It’s becoming an Election Day tradition in the town of Windham, N.H.
Another election, another round of questionable election reporting, and another review in store for Windham election officials by the New Hampshire Secretary of State’s Office.
Windham’s reported results from the Sept. 13 primary raised eyebrows when the reported results changed between election night and then later when results were given to the Secretary of State’s Office. At one point on Tuesday, Windham was “reporting” three different totals for the same elections: one from election night, one on the town’s website, and one from the hand recounts.
Republican state Rep. Julius Soti saw his total vote count in Windham drop by about 20 votes, from 1,080 on election night, to 1,063 during the week. “It’s a little bit odd they kept revising the numbers,” Soti said. “I’m not sure what happened.”
The final tally? Soti edged Roger Filio in the GOP primary by eight votes, 2117 to 2109.
In the end, the final reported results were nearly identical to those reported on election night, with just a couple of votes net difference. So, why the moving-target tally? Town officials struggled to offer a cogent explanation.

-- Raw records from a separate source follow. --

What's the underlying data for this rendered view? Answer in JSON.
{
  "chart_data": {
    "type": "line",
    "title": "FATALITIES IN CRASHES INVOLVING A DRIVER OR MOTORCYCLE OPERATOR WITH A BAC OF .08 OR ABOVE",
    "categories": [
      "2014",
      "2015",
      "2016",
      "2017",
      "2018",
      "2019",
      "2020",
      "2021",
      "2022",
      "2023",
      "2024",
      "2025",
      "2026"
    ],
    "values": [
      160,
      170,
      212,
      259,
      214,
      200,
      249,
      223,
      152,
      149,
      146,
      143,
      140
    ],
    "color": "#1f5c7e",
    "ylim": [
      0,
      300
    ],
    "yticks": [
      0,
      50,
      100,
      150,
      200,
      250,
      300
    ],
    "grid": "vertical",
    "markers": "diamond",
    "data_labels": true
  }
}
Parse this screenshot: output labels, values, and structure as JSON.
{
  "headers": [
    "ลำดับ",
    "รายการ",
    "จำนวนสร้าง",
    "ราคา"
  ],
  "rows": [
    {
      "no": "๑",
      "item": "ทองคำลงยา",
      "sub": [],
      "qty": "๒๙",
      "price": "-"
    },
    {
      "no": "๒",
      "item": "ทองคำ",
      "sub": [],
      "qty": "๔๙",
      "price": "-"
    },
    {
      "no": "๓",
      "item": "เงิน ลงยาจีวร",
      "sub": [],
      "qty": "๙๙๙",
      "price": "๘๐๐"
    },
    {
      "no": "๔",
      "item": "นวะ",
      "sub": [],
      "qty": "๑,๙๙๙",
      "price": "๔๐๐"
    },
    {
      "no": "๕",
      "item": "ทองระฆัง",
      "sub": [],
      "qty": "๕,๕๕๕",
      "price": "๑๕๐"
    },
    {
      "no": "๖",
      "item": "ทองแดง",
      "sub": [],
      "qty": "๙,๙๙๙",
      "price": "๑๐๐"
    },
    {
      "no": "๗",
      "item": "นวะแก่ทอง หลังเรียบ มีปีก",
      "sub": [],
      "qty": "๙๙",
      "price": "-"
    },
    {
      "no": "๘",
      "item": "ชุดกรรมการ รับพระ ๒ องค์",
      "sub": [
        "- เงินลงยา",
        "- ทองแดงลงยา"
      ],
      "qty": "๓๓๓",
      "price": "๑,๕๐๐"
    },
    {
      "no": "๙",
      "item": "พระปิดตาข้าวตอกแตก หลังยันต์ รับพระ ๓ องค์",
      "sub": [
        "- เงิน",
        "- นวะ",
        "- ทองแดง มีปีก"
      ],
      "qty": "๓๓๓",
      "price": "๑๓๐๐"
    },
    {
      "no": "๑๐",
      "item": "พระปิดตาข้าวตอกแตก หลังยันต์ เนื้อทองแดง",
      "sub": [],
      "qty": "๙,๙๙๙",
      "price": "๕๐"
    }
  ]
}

“Any changes between the two sets of numbers can be accounted for by the continuation of the reconciliation process which involves the review of the marked checklist, hand tally sheets, write-in tally sheets, new voter registration, and checking the absentee ballot report along with various supporting spreadsheets,” said Windham’s Town Clerk Nancy Merrill in the statement. “The reconciliation process is a common, complex process that is performed not only in Windham, but all New Hampshire communities.”
But no other community had multiple results reported for the same election, critics noted.
“The votes they need to count are the ones that elected these [expletives] who run their elections,” one frustrated GOP state legislator told NHJournal. “They’ve got to go.”
Town Administrator Brian McCarthy downplayed the issue when contacted. He said the reconciliation process is in place to make sure the accurate totals are recorded, though that does not always happen the night of the vote. More time can be necessary to get all of the votes counted and the totals reconciled.
“Those reconciled numbers are the correct numbers,” McCarthy said.
That contradicts both the New Hampshire state constitution, which says all the votes will be counted on Election Day and the results from Windham where the reconciled numbers remained incorrect for part of the day Tuesday.
Not surprisingly, the state’s top election official is curious about Windham’s wandering results as well.
Secretary of State David Scanlan’s spokesperson Anna Fay said the election night counts were confirmed on Tuesday during the recount. The discrepancies in the totals will be investigated.
“The office is looking into issues related to the additional reporting that occurred after the election,” Fay said.
Windham became the epicenter for New Hampshire election conspiracy theories after the 2020 election when vote totals changed drastically in several races after the initial election night count. The months-long controversy ended with the outside audit that found the way town election officials folded the ballots caused the problems.
The folds in the paper ballots made it difficult for optical scan vote counters, AccuVote machines, to record the votes properly, hence the counting errors.
A subsequent state review also faulted local officials for compounding the errors by cutting corners ahead of the 2020 election according to a January letter from New Hampshire Attorney General John Formella and Secretary of State William Gardner to Windham town officials. Windham officials reportedly used an uncalibrated machine to tabulate the votes and skimped on a practice run that would have likely caught the issue before the election.
“(S)imply put, town election officials cut corners. Some of those shortcuts created errors—such as using an uncalibrated folding machine—which were unintentional and perhaps unforeseeable, but ultimately resulted in ballots not being accurately counted,” the letter states.
So far, no other major voting errors or discrepancies have been reported in other communities, though there were several recounts due to the high number of close elections.
Soti said the entire incident shows more oversight is still needed in Windham.
“We’re going to investigate this a little further,” Soti said. “I’m sure the secretary of state is going to ask a few questions.”